As I watch my days disappear in front of multiple screens, it is easy to feel I’m missing out…on something. Balancing between the natural and online worlds has become challenging. Many people experience moments of frustration when fusing technology into day-to-day life and living in a culture of personal sharing.
My three portraits Not Seen, Not Heard, and Not Spoken Of speak of the inequality and suffering present in the United States even though it is among the richest countries in all of history.
About one American in seven, approximately 43 million people, are living below poverty line. On any given night, near 600,000 Americans are homeless. It’s not just the unemployed that are homeless anymore, but the working poor who struggle to afford living anywhere in this country. Not seen. reveals how people have become so inured to the homeless that an individual sleeping on the sidewalk in a box with a makeshift blanket has all but become invisible. As the disparity and inequality between America’s rich and poor increase, most Americans are losing sight of the American Dream.
“I know words, I have the best words.” and “Nobody builds a wall better than me.”
Like a drama filled reality show gone bad, we continue to watch Donald Trump drown in his own “best words.” Our only hope is that he doesn’t pull us down with him. Every scene has been infused with his unscripted rants and overheated insults, daring someone to fight, in the interest of creating drama and ratings. Trump is not a politician but a salesman and a renegade of his own party. From the start of his campaign, Trump continues to wildly vacillate his positions and issues while attracting extremists of all kinds, flailing and sinking right before our eyes. Art Exhibit Review in Washington Post
The Bristlecone Pines are one of the oldest living trees on earth, more than 4,800 years old. I see them when backpacking above 10,000 ft. They remind us that struggles can be faced, survival is possible and hope is worth the fight.
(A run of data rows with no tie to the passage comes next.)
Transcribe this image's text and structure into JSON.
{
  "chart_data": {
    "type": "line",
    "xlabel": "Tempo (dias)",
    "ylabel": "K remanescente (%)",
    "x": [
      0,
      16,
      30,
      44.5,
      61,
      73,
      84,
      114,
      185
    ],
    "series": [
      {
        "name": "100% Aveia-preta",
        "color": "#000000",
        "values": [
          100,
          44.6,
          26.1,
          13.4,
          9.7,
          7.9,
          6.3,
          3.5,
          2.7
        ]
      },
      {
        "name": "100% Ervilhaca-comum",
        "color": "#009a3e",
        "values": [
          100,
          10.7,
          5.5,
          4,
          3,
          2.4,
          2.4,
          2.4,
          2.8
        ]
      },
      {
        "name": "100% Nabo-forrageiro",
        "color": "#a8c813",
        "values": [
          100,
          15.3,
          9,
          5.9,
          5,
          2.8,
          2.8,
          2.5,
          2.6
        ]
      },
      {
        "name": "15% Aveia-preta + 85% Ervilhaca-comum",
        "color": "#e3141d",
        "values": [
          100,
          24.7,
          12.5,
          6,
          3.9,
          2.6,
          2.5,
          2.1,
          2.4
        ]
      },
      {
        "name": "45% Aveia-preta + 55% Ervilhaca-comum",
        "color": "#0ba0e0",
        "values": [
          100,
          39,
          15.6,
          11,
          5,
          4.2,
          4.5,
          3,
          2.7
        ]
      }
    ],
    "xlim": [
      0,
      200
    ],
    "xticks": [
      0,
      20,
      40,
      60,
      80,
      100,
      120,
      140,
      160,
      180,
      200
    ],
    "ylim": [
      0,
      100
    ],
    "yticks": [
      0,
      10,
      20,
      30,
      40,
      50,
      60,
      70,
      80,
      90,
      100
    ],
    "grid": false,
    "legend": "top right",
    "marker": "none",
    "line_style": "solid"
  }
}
I remember the moment I picked up the book A Beautiful Mind by Sylvia Nasar in the LA airport, needing something to entertain myself for a long trip. I was curious after reading the back cover because my older brother was also a brilliant mathematician. Ten years older, he was more like a father figure who I looked up to and admired. By the end of the flight, my view of the world changed entirely. I realized that my ‘normal’ brother wasn’t normal at all. My entire life, I watched his compulsive obsessions to master many things from puzzles, chess, fishing, fish tanks, cars, computers, video games, and so on, until he disappeared from life, drowning in his own unhappiness and despair. To this day, I remember the moment he said “I am going to go to sleep one day and never wake up.” Sweet Dreams reflects the search for peace for those struggling with a beautiful mind so different and impossible, for us to really understand.